花蓮、結奈、天音の三人は、浴衣で走っていた。

「結奈、支度にどんだけ時間かかってんの?」

天音が走りながら言った。

「帯が上手く結べなくて…」

「だったら、呼べばよかったでしょ!」

花蓮が言った。

「ごめん…」

「とにかく急ぐよ!」


同じ頃、紫音が道に迷っていた。

「誰かと一緒にくればよかった…」

人の多さに、流されてよくわからない場所にきてしまった。

「夏祭りの場所からだいぶ離れた気がする…まずいな」

スマホの充電をするのを忘れており、バッテリーがなくなってしまっていたため、連絡手段がない。

「誰かいないか探すか」

「君、もしかして、夏祭りに行くの?」

狸の面をつけた青年が、声をかけてきた。

「はい」

知らない人が声をかけてきたことに驚いたが、紫音は頷いた。

「僕もなんだ。ここからの道を知っているから、連れて行ってあげるよ」

紫音は、歩き出す青年の後をついていった。


見回りを続けていた高嶺は、見知った顔をみつけた。

千輝(ちあき)

(けい)さん、お久しぶりです」

千輝と呼ばれた青年は、にっこりと笑った。

「いつこっちに着いたんだ?」

「今日の昼頃です。夏祭りがあるって聞いたので、みにきたんです」

「そうか。就職はこっちでするのか?」

「はい。地元がここなので、九月から高校の学校に臨時教諭として採用になりました」

「そうか。よかったな」

千輝は、思い出したように言った。

「あの子たちは、元気ですか?」

慧は、頷いた。

「元気だよ。うるさいくらいだ」

「あははっそうですか。会えるのが楽しみです」


「はぁ…やっと着いた」

要はぐったりした顔をしていた。

途中で人の波に流され、やっとのことで夏祭りの会場についたのだ。

「みんなはどこにいるんだ?」

「要」

探そうと思っていたところに、紫音がやってきた。

「紫音、お前も今来たのか?」

「道に迷って、この人に連れてきてもらったんだ」

紫音が振り向くと、そこには誰もいなかった。

「あれ?おかしいな…」

「来れたんだからいいじゃないか。
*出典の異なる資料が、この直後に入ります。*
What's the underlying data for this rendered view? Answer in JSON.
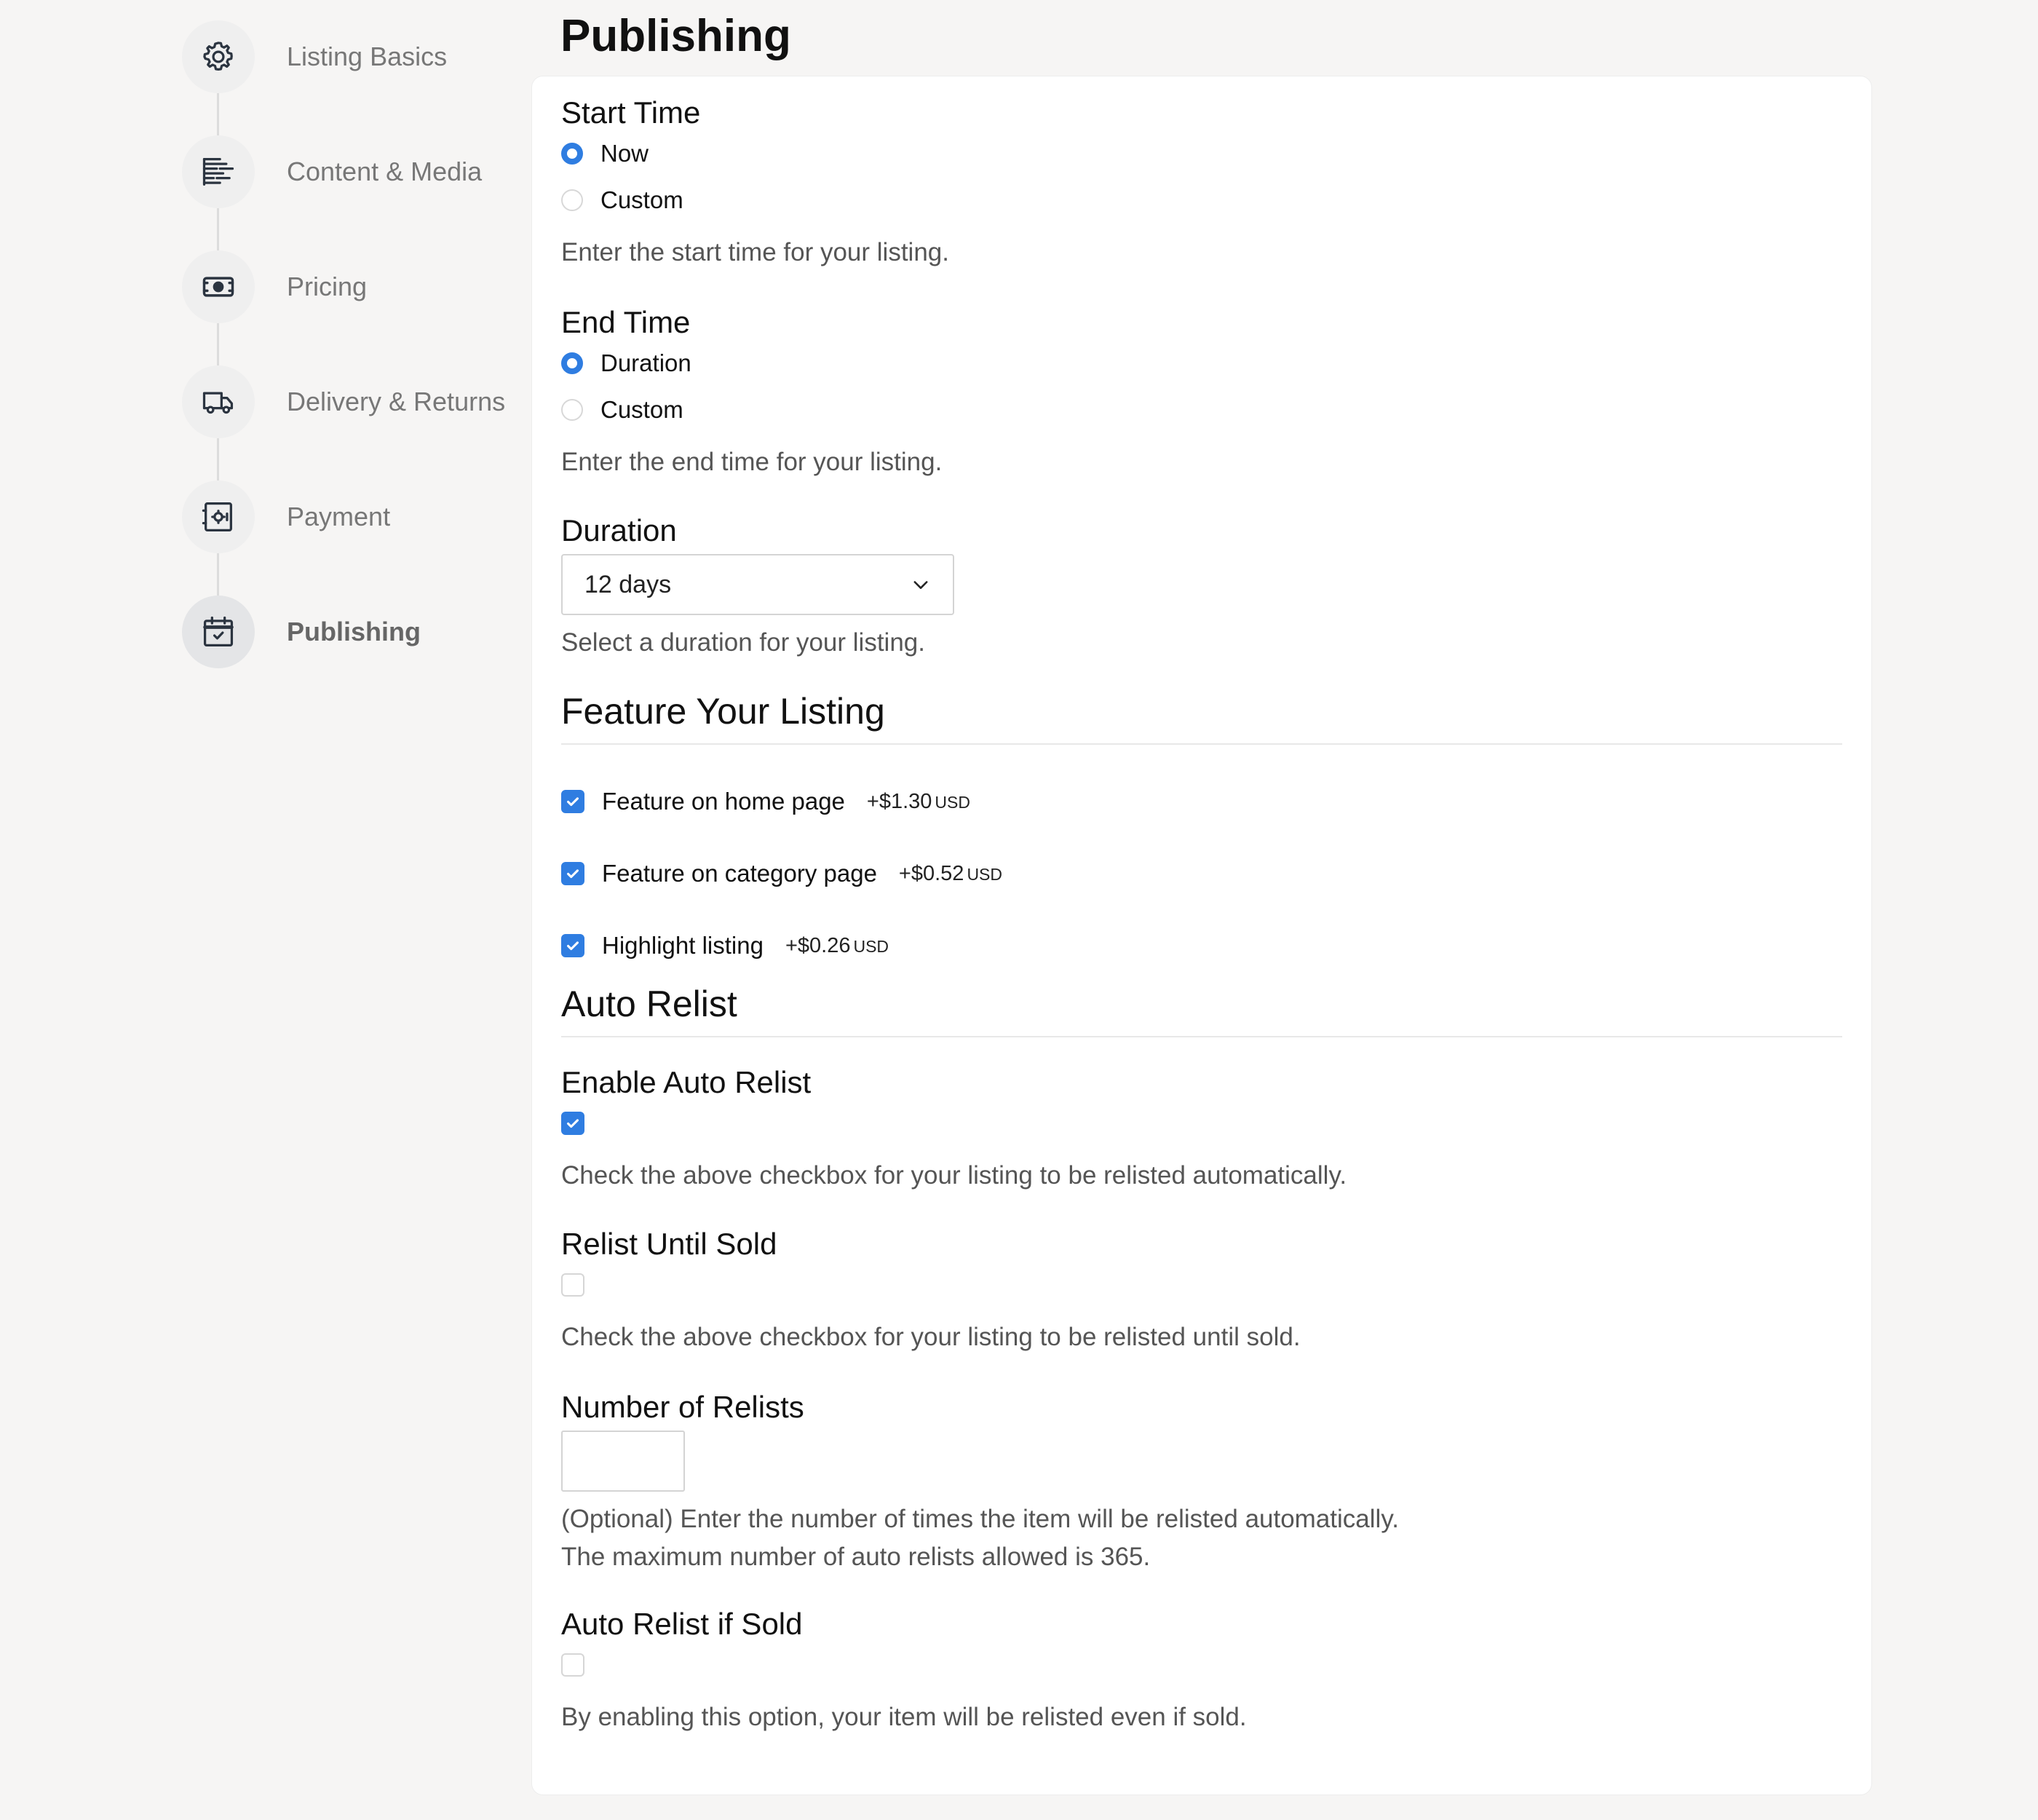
{
  "sidebar": {
    "steps": [
      {
        "label": "Listing Basics",
        "icon": "gear-icon"
      },
      {
        "label": "Content & Media",
        "icon": "text-lines-icon"
      },
      {
        "label": "Pricing",
        "icon": "banknote-icon"
      },
      {
        "label": "Delivery & Returns",
        "icon": "truck-icon"
      },
      {
        "label": "Payment",
        "icon": "safe-icon"
      },
      {
        "label": "Publishing",
        "icon": "calendar-check-icon",
        "active": true
      }
    ]
  },
  "page": {
    "title": "Publishing"
  },
  "start_time": {
    "label": "Start Time",
    "options": [
      "Now",
      "Custom"
    ],
    "selected": "Now",
    "help": "Enter the start time for your listing."
  },
  "end_time": {
    "label": "End Time",
    "options": [
      "Duration",
      "Custom"
    ],
    "selected": "Duration",
    "help": "Enter the end time for your listing."
  },
  "duration": {
    "label": "Duration",
    "value": "12 days",
    "help": "Select a duration for your listing."
  },
  "feature": {
    "title": "Feature Your Listing",
    "options": [
      {
        "label": "Feature on home page",
        "price": "+$1.30",
        "currency": "USD",
        "checked": true
      },
      {
        "label": "Feature on category page",
        "price": "+$0.52",
        "currency": "USD",
        "checked": true
      },
      {
        "label": "Highlight listing",
        "price": "+$0.26",
        "currency": "USD",
        "checked": true
      }
    ]
  },
  "auto_relist": {
    "title": "Auto Relist",
    "enable": {
      "label": "Enable Auto Relist",
      "checked": true,
      "help": "Check the above checkbox for your listing to be relisted automatically."
    },
    "until_sold": {
      "label": "Relist Until Sold",
      "checked": false,
      "help": "Check the above checkbox for your listing to be relisted until sold."
    },
    "number": {
      "label": "Number of Relists",
      "value": "",
      "help1": "(Optional) Enter the number of times the item will be relisted automatically.",
      "help2": "The maximum number of auto relists allowed is 365."
    },
    "if_sold": {
      "label": "Auto Relist if Sold",
      "checked": false,
      "help": "By enabling this option, your item will be relisted even if sold."
    }
  },
  "colors": {
    "accent": "#2f7de1",
    "background": "#f6f5f4",
    "card": "#ffffff"
  }
}
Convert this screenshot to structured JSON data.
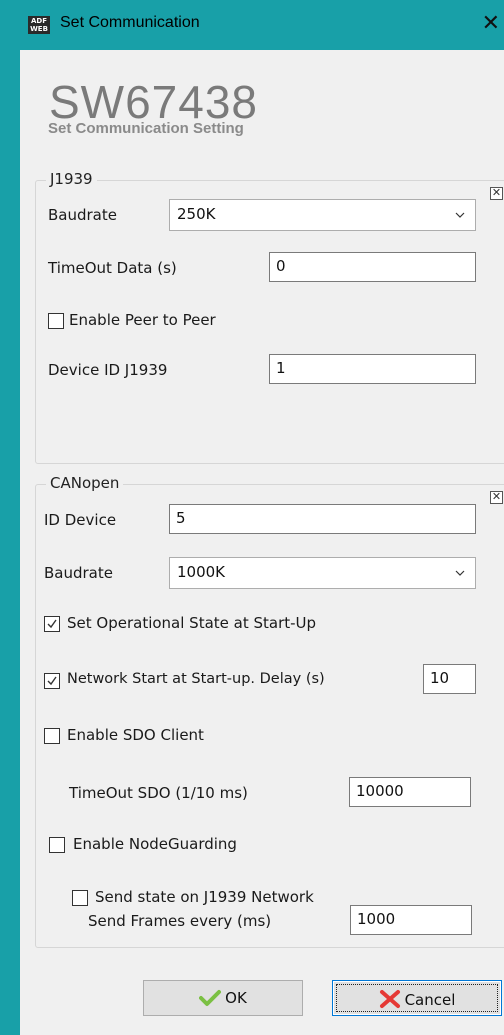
{
  "window": {
    "title": "Set Communication",
    "icon_text_top": "ADF",
    "icon_text_bottom": "WEB"
  },
  "header": {
    "model": "SW67438",
    "subtitle": "Set Communication Setting"
  },
  "j1939": {
    "legend": "J1939",
    "baudrate_label": "Baudrate",
    "baudrate_value": "250K",
    "timeout_label": "TimeOut Data (s)",
    "timeout_value": "0",
    "peer_label": "Enable Peer to Peer",
    "peer_checked": false,
    "device_id_label": "Device ID J1939",
    "device_id_value": "1"
  },
  "canopen": {
    "legend": "CANopen",
    "id_label": "ID Device",
    "id_value": "5",
    "baudrate_label": "Baudrate",
    "baudrate_value": "1000K",
    "opstate_label": "Set Operational State at Start-Up",
    "opstate_checked": true,
    "netstart_label": "Network Start at Start-up. Delay (s)",
    "netstart_checked": true,
    "netstart_value": "10",
    "sdo_label": "Enable SDO Client",
    "sdo_checked": false,
    "sdo_timeout_label": "TimeOut SDO (1/10 ms)",
    "sdo_timeout_value": "10000",
    "nodeguard_label": "Enable NodeGuarding",
    "nodeguard_checked": false,
    "sendstate_label": "Send state on J1939 Network",
    "sendstate_checked": false,
    "frames_label": "Send Frames every (ms)",
    "frames_value": "1000"
  },
  "buttons": {
    "ok": "OK",
    "cancel": "Cancel"
  },
  "colors": {
    "titlebar": "#18a0a8",
    "check": "#333333"
  }
}
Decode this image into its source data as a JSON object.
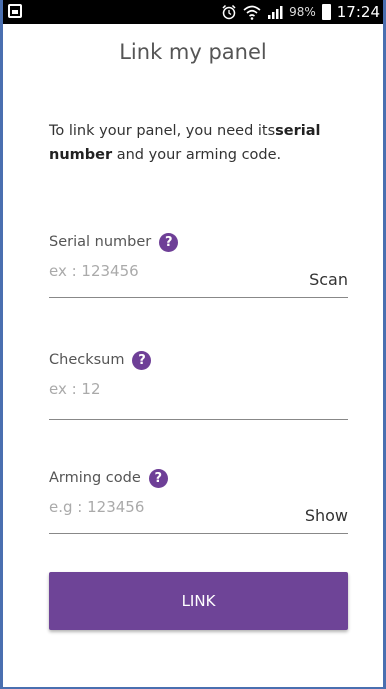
{
  "status_bar": {
    "battery_percent": "98%",
    "time": "17:24"
  },
  "page": {
    "title": "Link my panel",
    "intro_prefix": "To link your panel, you need its",
    "intro_bold": "serial number",
    "intro_suffix": " and your arming code."
  },
  "fields": {
    "serial": {
      "label": "Serial number",
      "placeholder": "ex : 123456",
      "value": "",
      "action": "Scan"
    },
    "checksum": {
      "label": "Checksum",
      "placeholder": "ex : 12",
      "value": ""
    },
    "arming": {
      "label": "Arming code",
      "placeholder": "e.g : 123456",
      "value": "",
      "action": "Show"
    }
  },
  "help_glyph": "?",
  "link_button": {
    "label": "LINK"
  },
  "colors": {
    "accent": "#6e4497",
    "frame": "#4a6fb0"
  },
  "icons": {
    "status_left": "gallery-icon",
    "alarm": "alarm-icon",
    "wifi": "wifi-icon",
    "signal": "signal-icon",
    "battery": "battery-icon",
    "help": "help-icon"
  }
}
みんなを探すぞ」


「それにしても、なかなか会わないね」

真白と隼人の二人は、他のみんなを探しながら屋台を回っていたが、いまのところ誰とも会っていない。

「あれ、誰かいる」

着物を着た、男女が立っていた。

「行かなきゃ…」

「真白?」

真白がふらふらと歩き出す。

「真白!」

真白は催眠術にでもかかったように、隼人の声が聞こえていないようだった。

その時、強い風が吹いた。

思わず目を瞑ると、真白と着物を着た二人組はいなくなっていた。